Tuesday, April 07, 2009

Halter Results

A couple weeks ago, Caleb had to wear a halter. This was a device that measured the function and beating of his heart over an entire twenty-four hour period. The results of that test is that he has "sinus taccycardia". The folks at CHOPS tell us that it is normal. Here is an article we found here
that describes this condition:

Sinus tachycardia
Sinus tachycardia is defined as sinus rhythm with a rate of greater than 100 beats/min. To be certain that sinus tachycardia is the etiology for a supraventricular tachycardia (tachycardia with its origin in the AV junction, atria or SA node), one must identify a constant single P wave for every QRS complex. Sinus tachycardia usually represents a physiologic response to fever, intravascular volume depletion, hypermetabolism, anxiety or the administration of pharmacologic agents that dramatically increase sinus rate, such as catecholamines. Sinus tachycardia may also be a response to severe emotional distress, fright and strenuous exercise. Other causes may include a response to anemia, CHF, hemorrhage, extensive heart muscle damage associated with a reduction in cardiac output and pulmonary embolism. Physiologically, sinus tachycardia results from either vagal withdrawal and/or endogenous release of catecholamines.
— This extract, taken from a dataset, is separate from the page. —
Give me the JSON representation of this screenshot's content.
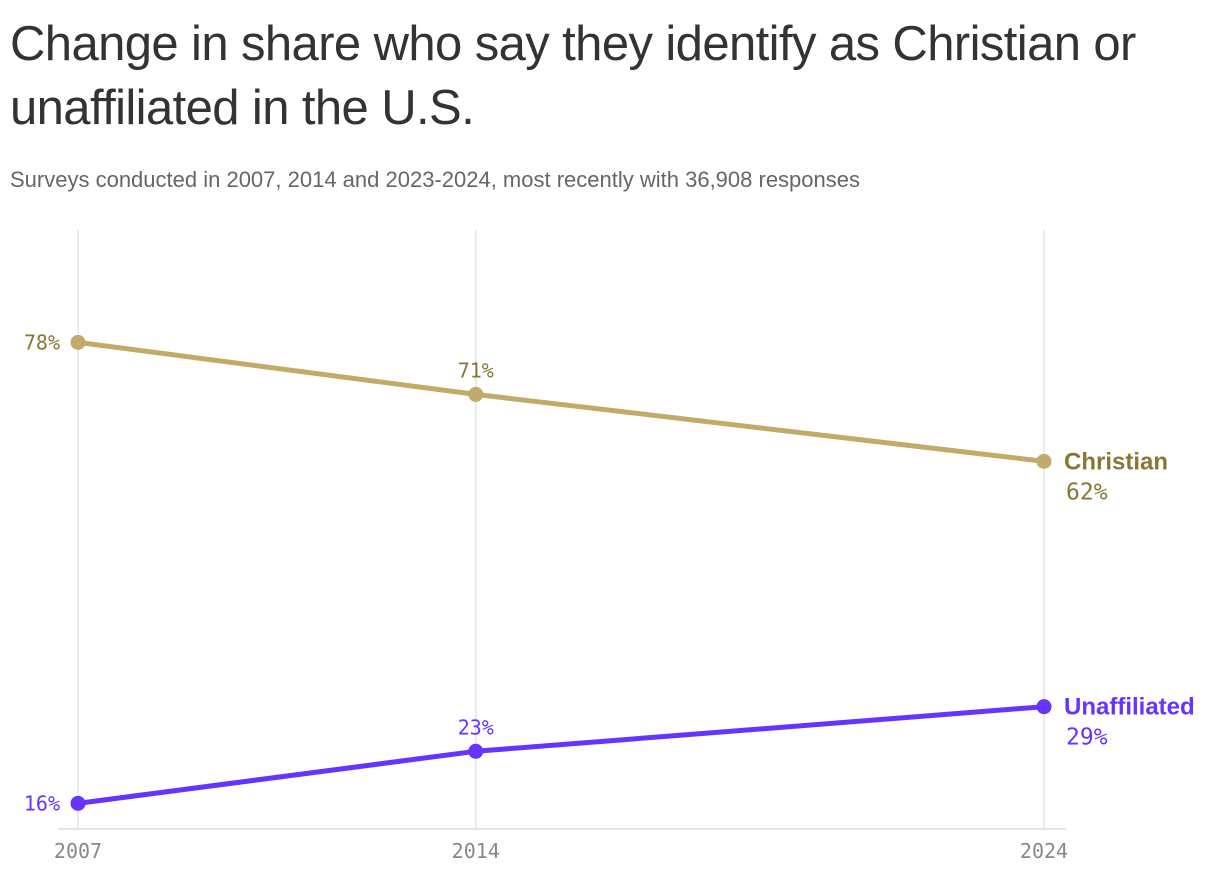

One should not treat sinus tachycardia per se, but instead should be concerned with the reasons for its development. Obviously, if intravascular volume depletion, fright, fever or sepsis is responsible for sinus tachycardia, the preferred approach is to identify the etiology and treat it, expecting the sinus tachycardia to respond to treatment of the basic abnormality. Alternatively if the sinus tachycardia is due to extensive heart muscle damage resulting from an acute MI or severe CHF, efforts must be made to support the pump function of the heart rather than to potentially depress it further with certain pharmacologic interventions. Sinus tachycardia is often an early warning sign of some altered physiologic state that should itself be identified and corrected.

Never "treat" sinus tachycardia: treat the cause of sinus tachycardia.